PlayLater was rolled into PlayOn Desktop in September 2015, and is no longer available as a stand-alone software product.

==Supported devices==
PlayOn Cloud is available as a native application on iOS and Android. Videos recorded with PlayOn Cloud, once downloaded from the cloud service, can be viewed directly in the given mobile application. Similarly, recordings can be downloaded and viewed on the user's PC, or on home-networked devices, using any media streaming software.

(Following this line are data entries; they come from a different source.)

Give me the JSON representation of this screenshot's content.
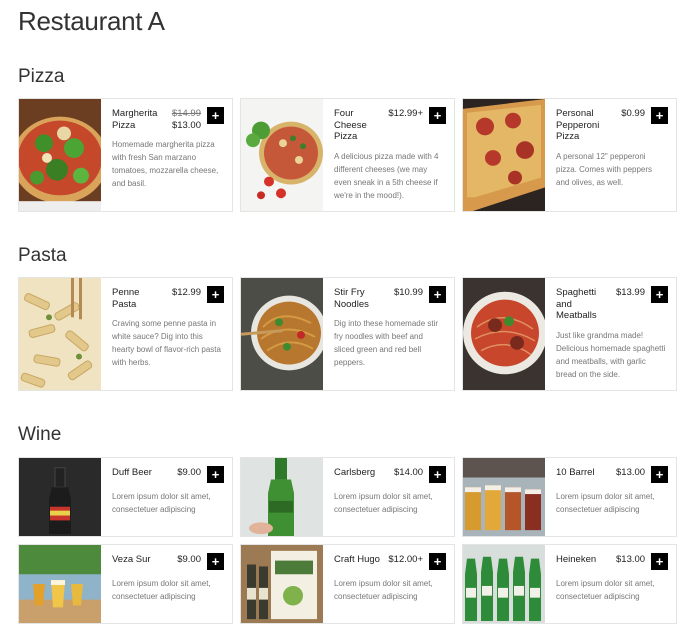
{
  "restaurant": {
    "name": "Restaurant A"
  },
  "sections": [
    {
      "title": "Pizza",
      "items": [
        {
          "name": "Margherita Pizza",
          "old_price": "$14.99",
          "price": "$13.00",
          "description": "Homemade margherita pizza with fresh San marzano tomatoes, mozzarella cheese, and basil.",
          "image": "margherita-pizza"
        },
        {
          "name": "Four Cheese Pizza",
          "old_price": "",
          "price": "$12.99+",
          "description": "A delicious pizza made with 4 different cheeses (we may even sneak in a 5th cheese if we're in the mood!).",
          "image": "four-cheese-pizza"
        },
        {
          "name": "Personal Pepperoni Pizza",
          "old_price": "",
          "price": "$0.99",
          "description": "A personal 12\" pepperoni pizza. Comes with peppers and olives, as well.",
          "image": "pepperoni-pizza"
        }
      ]
    },
    {
      "title": "Pasta",
      "items": [
        {
          "name": "Penne Pasta",
          "old_price": "",
          "price": "$12.99",
          "description": "Craving some penne pasta in white sauce? Dig into this hearty bowl of flavor-rich pasta with herbs.",
          "image": "penne-pasta"
        },
        {
          "name": "Stir Fry Noodles",
          "old_price": "",
          "price": "$10.99",
          "description": "Dig into these homemade stir fry noodles with beef and sliced green and red bell peppers.",
          "image": "stir-fry-noodles"
        },
        {
          "name": "Spaghetti and Meatballs",
          "old_price": "",
          "price": "$13.99",
          "description": "Just like grandma made! Delicious homemade spaghetti and meatballs, with garlic bread on the side.",
          "image": "spaghetti-meatballs"
        }
      ]
    },
    {
      "title": "Wine",
      "items": [
        {
          "name": "Duff Beer",
          "old_price": "",
          "price": "$9.00",
          "description": "Lorem ipsum dolor sit amet, consectetuer adipiscing",
          "image": "duff-beer"
        },
        {
          "name": "Carlsberg",
          "old_price": "",
          "price": "$14.00",
          "description": "Lorem ipsum dolor sit amet, consectetuer adipiscing",
          "image": "carlsberg"
        },
        {
          "name": "10 Barrel",
          "old_price": "",
          "price": "$13.00",
          "description": "Lorem ipsum dolor sit amet, consectetuer adipiscing",
          "image": "10-barrel"
        },
        {
          "name": "Veza Sur",
          "old_price": "",
          "price": "$9.00",
          "description": "Lorem ipsum dolor sit amet, consectetuer adipiscing",
          "image": "veza-sur"
        },
        {
          "name": "Craft Hugo",
          "old_price": "",
          "price": "$12.00+",
          "description": "Lorem ipsum dolor sit amet, consectetuer adipiscing",
          "image": "craft-hugo"
        },
        {
          "name": "Heineken",
          "old_price": "",
          "price": "$13.00",
          "description": "Lorem ipsum dolor sit amet, consectetuer adipiscing",
          "image": "heineken"
        }
      ]
    }
  ],
  "add_button": {
    "symbol": "+"
  }
}
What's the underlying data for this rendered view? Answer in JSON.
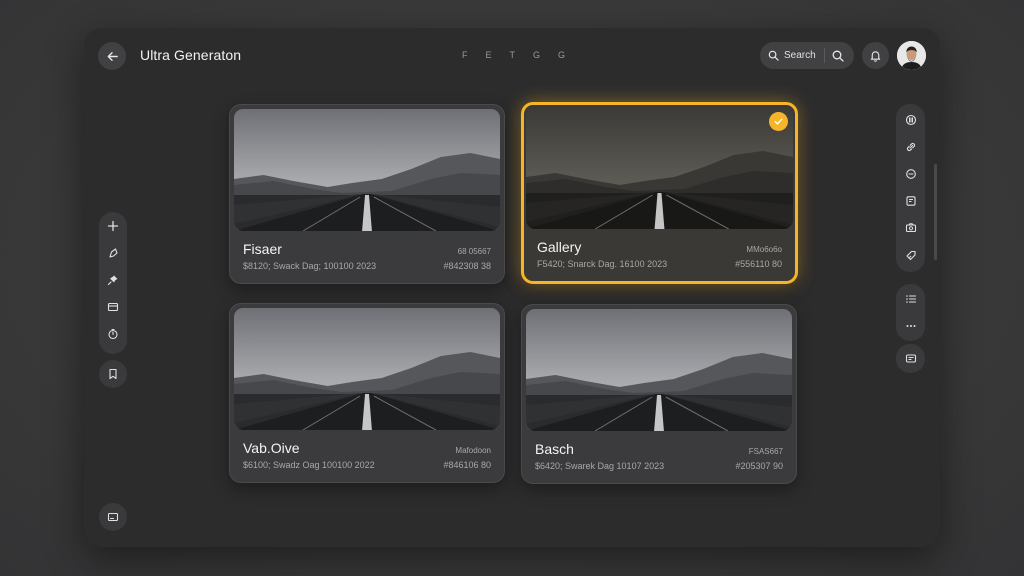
{
  "header": {
    "title": "Ultra Generaton",
    "center_tabs": [
      "F",
      "E",
      "T",
      "G",
      "G"
    ],
    "search_label": "Search"
  },
  "icons": {
    "back": "arrow-left-icon",
    "search": "search-icon",
    "bell": "bell-icon",
    "left_tools": [
      "plus-icon",
      "shape-icon",
      "pin-icon",
      "card-icon",
      "timer-icon"
    ],
    "left_single": "bookmark-icon",
    "left_bottom": "image-icon",
    "right_tools": [
      "columns-icon",
      "link-icon",
      "minus-circle-icon",
      "note-icon",
      "camera-icon",
      "tag-icon"
    ],
    "right_tools2": [
      "list-icon",
      "more-icon"
    ],
    "right_single": "comment-icon"
  },
  "colors": {
    "accent": "#f5b42a",
    "background": "#2c2c2d",
    "panel": "#3b3b3d"
  },
  "cards": [
    {
      "name": "Fisaer",
      "meta": "$8120; Swack Dag; 100100 2023",
      "code": "68 05667",
      "id": "#842308 38",
      "selected": false
    },
    {
      "name": "Gallery",
      "meta": "F5420; Snarck Dag. 16100 2023",
      "code": "MMo6o6o",
      "id": "#556110 80",
      "selected": true
    },
    {
      "name": "Vab.Oive",
      "meta": "$6100; Swadz Oag 100100 2022",
      "code": "Mafodoon",
      "id": "#846106 80",
      "selected": false
    },
    {
      "name": "Basch",
      "meta": "$6420; Swarek Dag 10107 2023",
      "code": "FSAS667",
      "id": "#205307 90",
      "selected": false
    }
  ]
}
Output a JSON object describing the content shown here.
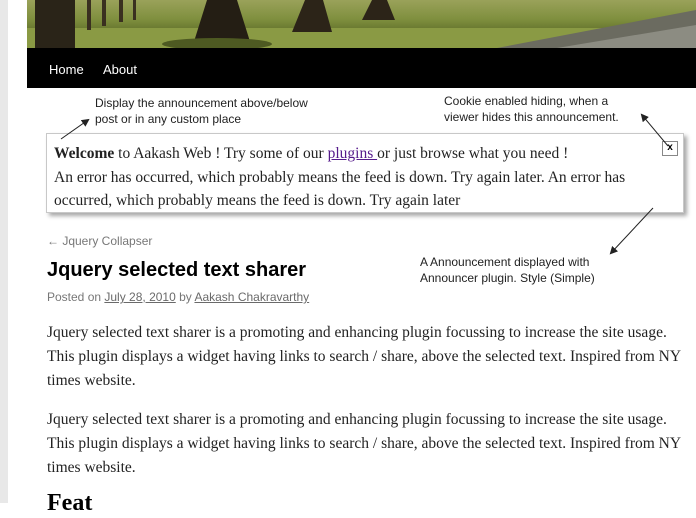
{
  "nav": {
    "items": [
      {
        "label": "Home"
      },
      {
        "label": "About"
      }
    ]
  },
  "annotations": {
    "placement_line1": "Display the announcement above/below",
    "placement_line2": "post or in any custom place",
    "cookie_line1": "Cookie enabled hiding, when a",
    "cookie_line2": "viewer hides this announcement.",
    "displayed_line1": "A Announcement displayed with",
    "displayed_line2": "Announcer plugin. Style (Simple)"
  },
  "announcement": {
    "welcome": "Welcome",
    "text_a": " to Aakash Web ! Try some of our ",
    "link": "plugins ",
    "text_b": "or just browse what you need !",
    "error_text": "An error has occurred, which probably means the feed is down. Try again later. An error has occurred, which probably means the feed is down. Try again later",
    "close_label": "x"
  },
  "post": {
    "back_link": "← Jquery Collapser",
    "title": "Jquery selected text sharer",
    "posted_on": "Posted on ",
    "date": "July 28, 2010",
    "by": " by ",
    "author": "Aakash Chakravarthy",
    "paragraphs": [
      "Jquery selected text sharer is a promoting and enhancing plugin focussing to increase the site usage. This plugin displays a widget having links to search / share, above the selected text. Inspired from NY times website.",
      "Jquery selected text sharer is a promoting and enhancing plugin focussing to increase the site usage. This plugin displays a widget having links to search / share, above the selected text. Inspired from NY times website."
    ],
    "next_heading": "Feat"
  },
  "colors": {
    "navbar": "#000000",
    "link_visited": "#551a8b",
    "meta_text": "#777777"
  }
}
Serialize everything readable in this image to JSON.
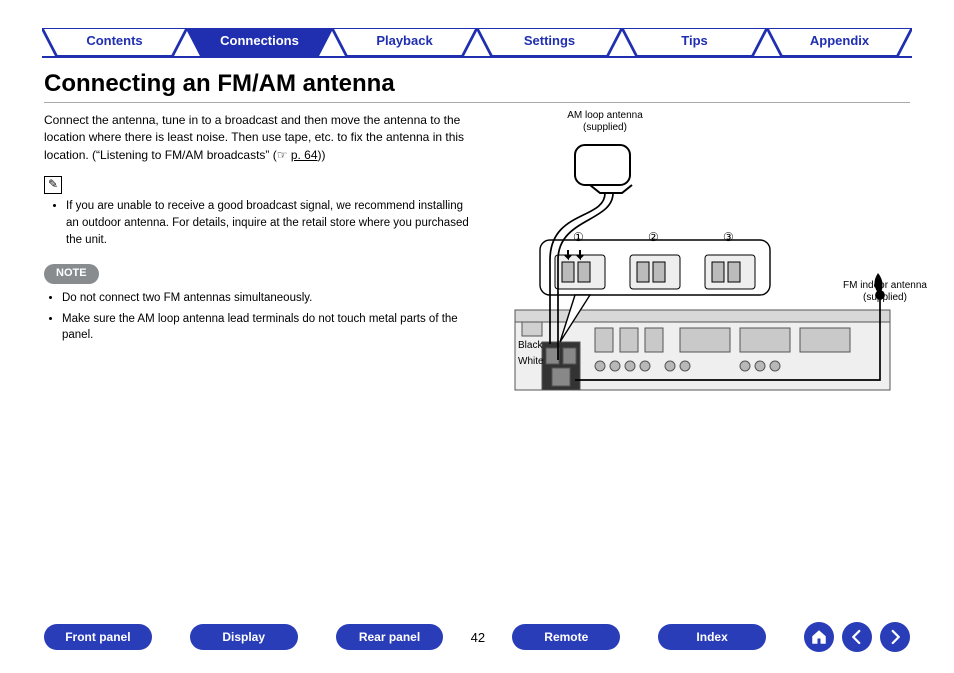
{
  "tabs": [
    {
      "label": "Contents",
      "active": false
    },
    {
      "label": "Connections",
      "active": true
    },
    {
      "label": "Playback",
      "active": false
    },
    {
      "label": "Settings",
      "active": false
    },
    {
      "label": "Tips",
      "active": false
    },
    {
      "label": "Appendix",
      "active": false
    }
  ],
  "heading": "Connecting an FM/AM antenna",
  "intro": "Connect the antenna, tune in to a broadcast and then move the antenna to the location where there is least noise. Then use tape, etc. to fix the antenna in this location. (“Listening to FM/AM broadcasts” (☞ ",
  "page_ref": "p. 64",
  "intro_tail": "))",
  "info_items": [
    "If you are unable to receive a good broadcast signal, we recommend installing an outdoor antenna. For details, inquire at the retail store where you purchased the unit."
  ],
  "note_label": "NOTE",
  "note_items": [
    "Do not connect two FM antennas simultaneously.",
    "Make sure the AM loop antenna lead terminals do not touch metal parts of the panel."
  ],
  "diagram": {
    "am_label_1": "AM loop antenna",
    "am_label_2": "(supplied)",
    "fm_label_1": "FM indoor antenna",
    "fm_label_2": "(supplied)",
    "markers": [
      "①",
      "②",
      "③"
    ],
    "color_black": "Black",
    "color_white": "White"
  },
  "bottom_buttons": [
    "Front panel",
    "Display",
    "Rear panel"
  ],
  "bottom_buttons_right": [
    "Remote",
    "Index"
  ],
  "page_number": "42"
}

Videos recorded with PlayOn Desktop can be viewed via a device that supports the technology standard Universal Plug and Play (UPnP) as defined by the Digital Living Network Alliance (DLNA). DLNA devices use the home network to connect to the PC with PlayOn Desktop installed. The device is then able to interact with PlayOn Desktop and lets users view streaming content on that system. There are native PlayOn Desktop applications for Roku, iOS, and Android.

==Content==
PlayOn Desktop and PlayOn Cloud support a number of online content providers, including Netflix, Hulu, Disney+ and Amazon Prime Video. Many of the channels require an active subscription to access. PlayOn Desktop provides access to more channels than PlayOn Cloud.